– Comment pouvez-vous en douter, chère Adrienne? fit l’Homme de la nuit…
Son apitoiement du début disparut bientôt sous un accès de férocité qu’il voulait contenter immédiatement. Comme il eût voulu la voir souffrir!… et il lui dit:
– Avouez, madame, que ma compagnie ne vous intéresse guère et que vous préféreriez celle de votre fille…
Adrienne reçut le coup sans broncher… Elle lui jeta un regard méprisant et répliqua:
– Vous allez me la rendre, ma fille?
– Certes, madame. Je ne doute point que vous ne soyez venue ici moins pour moi que pour elle.

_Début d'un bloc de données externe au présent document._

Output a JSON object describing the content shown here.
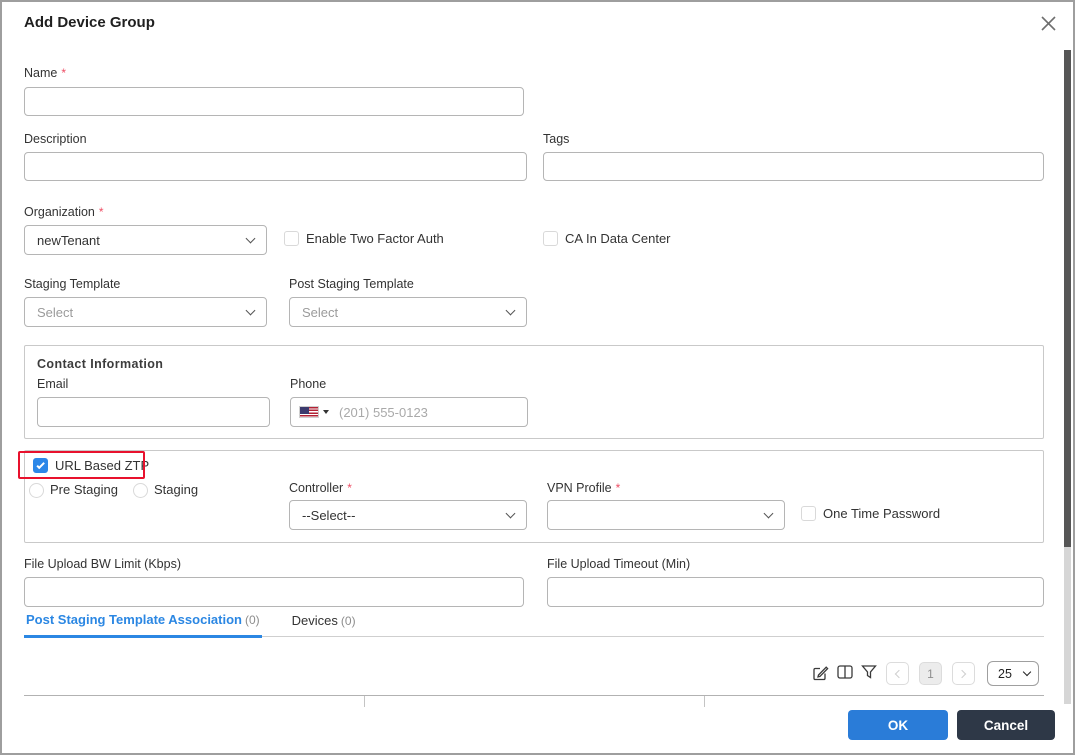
{
  "dialog": {
    "title": "Add Device Group"
  },
  "fields": {
    "name": {
      "label": "Name",
      "required": "*",
      "value": ""
    },
    "description": {
      "label": "Description",
      "value": ""
    },
    "tags": {
      "label": "Tags",
      "value": ""
    },
    "organization": {
      "label": "Organization",
      "required": "*",
      "value": "newTenant"
    },
    "enable_two_factor": {
      "label": "Enable Two Factor Auth",
      "checked": false
    },
    "ca_in_data_center": {
      "label": "CA In Data Center",
      "checked": false
    },
    "staging_template": {
      "label": "Staging Template",
      "placeholder": "Select"
    },
    "post_staging_template": {
      "label": "Post Staging Template",
      "placeholder": "Select"
    },
    "contact": {
      "title": "Contact Information",
      "email_label": "Email",
      "email_value": "",
      "phone_label": "Phone",
      "phone_placeholder": "(201) 555-0123",
      "phone_value": ""
    },
    "url_based_ztp": {
      "label": "URL Based ZTP",
      "checked": true,
      "annotated": true
    },
    "pre_staging": {
      "label": "Pre Staging",
      "selected": false
    },
    "staging": {
      "label": "Staging",
      "selected": false
    },
    "controller": {
      "label": "Controller",
      "required": "*",
      "value": "--Select--"
    },
    "vpn_profile": {
      "label": "VPN Profile",
      "required": "*",
      "value": ""
    },
    "one_time_password": {
      "label": "One Time Password",
      "checked": false
    },
    "bw_limit": {
      "label": "File Upload BW Limit (Kbps)",
      "value": ""
    },
    "upload_timeout": {
      "label": "File Upload Timeout (Min)",
      "value": ""
    }
  },
  "tabs": [
    {
      "label": "Post Staging Template Association",
      "count": "(0)",
      "active": true
    },
    {
      "label": "Devices",
      "count": "(0)",
      "active": false
    }
  ],
  "toolbar": {
    "icons": [
      "edit-icon",
      "columns-icon",
      "filter-icon"
    ],
    "page": "1",
    "page_size": "25"
  },
  "footer": {
    "ok": "OK",
    "cancel": "Cancel"
  },
  "colors": {
    "accent_blue": "#2b87e3",
    "checkbox_checked": "#2c87e8",
    "annotation_red": "#e8112d",
    "required_red": "#ee4d64",
    "ok_button": "#2a7cd8",
    "cancel_button": "#2e3847"
  }
}
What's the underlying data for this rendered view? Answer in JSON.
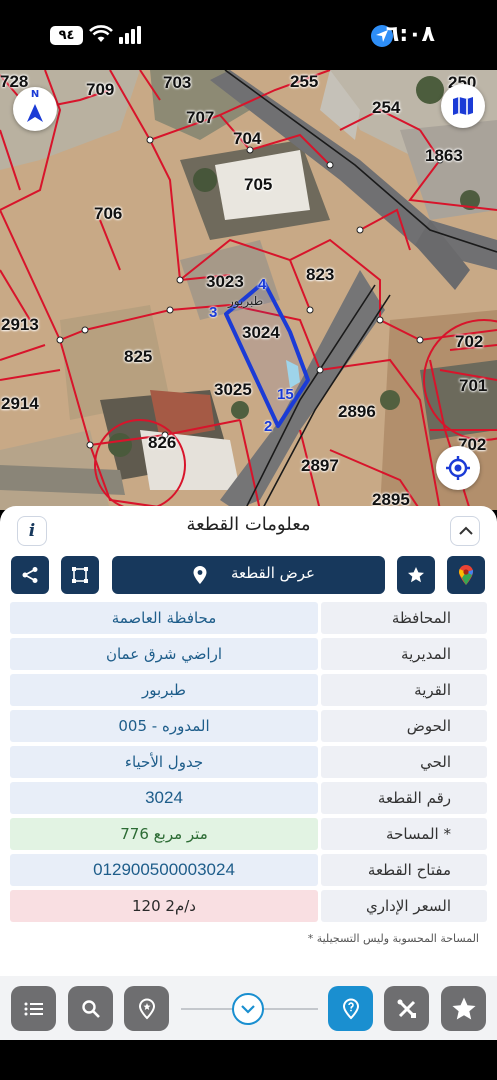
{
  "status_bar": {
    "time": "٦:٠٨",
    "battery": "٩٤",
    "icons": [
      "location-arrow-icon",
      "wifi-icon",
      "signal-bars-icon",
      "battery-icon"
    ]
  },
  "map": {
    "parcels": [
      "728",
      "709",
      "703",
      "255",
      "250",
      "254",
      "707",
      "704",
      "1863",
      "705",
      "706",
      "3023",
      "823",
      "2913",
      "3024",
      "702",
      "825",
      "701",
      "3025",
      "2914",
      "2896",
      "826",
      "702",
      "2897",
      "2895"
    ],
    "vertices": [
      "4",
      "3",
      "15",
      "2"
    ],
    "place_label": "طبربور",
    "icons": [
      "compass-icon",
      "map-layers-icon",
      "my-location-icon"
    ],
    "compass_label": "N"
  },
  "panel": {
    "title": "معلومات القطعة",
    "info_label": "i",
    "view_parcel_label": "عرض القطعة",
    "rows": [
      {
        "label": "المحافظة",
        "value": "محافظة العاصمة"
      },
      {
        "label": "المديرية",
        "value": "اراضي شرق عمان"
      },
      {
        "label": "القرية",
        "value": "طبربور"
      },
      {
        "label": "الحوض",
        "value": "المدوره - 005"
      },
      {
        "label": "الحي",
        "value": "جدول الأحياء"
      },
      {
        "label": "رقم القطعة",
        "value": "3024"
      },
      {
        "label": "المساحة *",
        "value": "776  متر مربع"
      },
      {
        "label": "مفتاح القطعة",
        "value": "012900500003024"
      },
      {
        "label": "السعر الإداري",
        "value": "120 د/م2"
      }
    ],
    "footnote": "* المساحة المحسوبة وليس التسجيلية"
  },
  "toolbar": {
    "buttons": [
      "list-icon",
      "search-icon",
      "location-pin-icon",
      "help-pin-icon",
      "tools-icon",
      "star-icon"
    ]
  },
  "colors": {
    "navy": "#17385c",
    "toolbar_gray": "#6e6e70",
    "accent_blue": "#1a8fd0",
    "parcel_boundary": "#d8142b",
    "selected_parcel": "#1b3bd6",
    "area_green": "#e2f3e3",
    "price_red": "#f9dfe2"
  }
}
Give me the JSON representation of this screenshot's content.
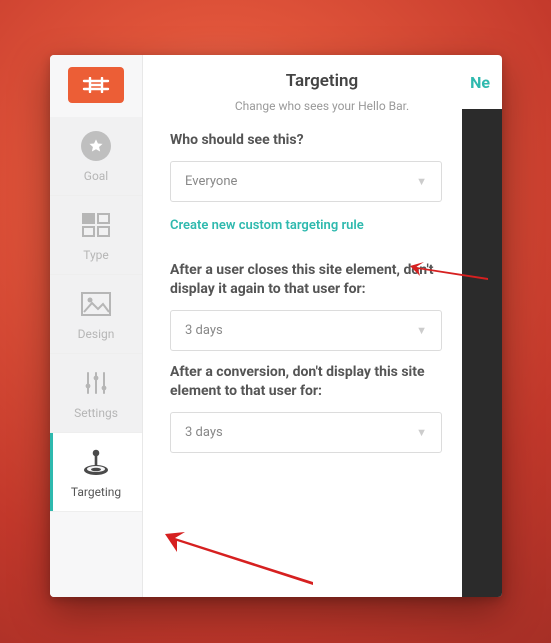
{
  "header": {
    "title": "Targeting",
    "subtitle": "Change who sees your Hello Bar.",
    "ne_text": "Ne"
  },
  "sidebar": {
    "items": [
      {
        "label": "Goal"
      },
      {
        "label": "Type"
      },
      {
        "label": "Design"
      },
      {
        "label": "Settings"
      },
      {
        "label": "Targeting"
      }
    ]
  },
  "form": {
    "q1": "Who should see this?",
    "select1": "Everyone",
    "link": "Create new custom targeting rule",
    "q2": "After a user closes this site element, don't display it again to that user for:",
    "select2": "3 days",
    "q3": "After a conversion, don't display this site element to that user for:",
    "select3": "3 days"
  }
}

Adrienne fixait alors le cadran d’une pendule sur la cheminée et trouvait la marche des aiguilles bien lente…
Elle n’ignorait point le projet de Mme Martinet, et le coup d’œil que lui avait lancé celle-ci quand elle l’avait priée de la laisser seule en bas avec Joe lui avait fait saisir tout le plan de Marguerite.
Ce plan avait-il été mis à exécution? Allait-il l’être? Dans tous les cas, il était prudent de temporiser…
Arnoldson s’était approché d’elle encore. Elle sentit son regard qui la brûlait derrière ses lunettes noires…
– N’est-ce pas, fit l’Homme de la nuit, n’est-ce pas que vous ne seriez point là si Lily était… aux Volubilis, par exemple?… Mais elle n’est pas aux Volubilis, Lily!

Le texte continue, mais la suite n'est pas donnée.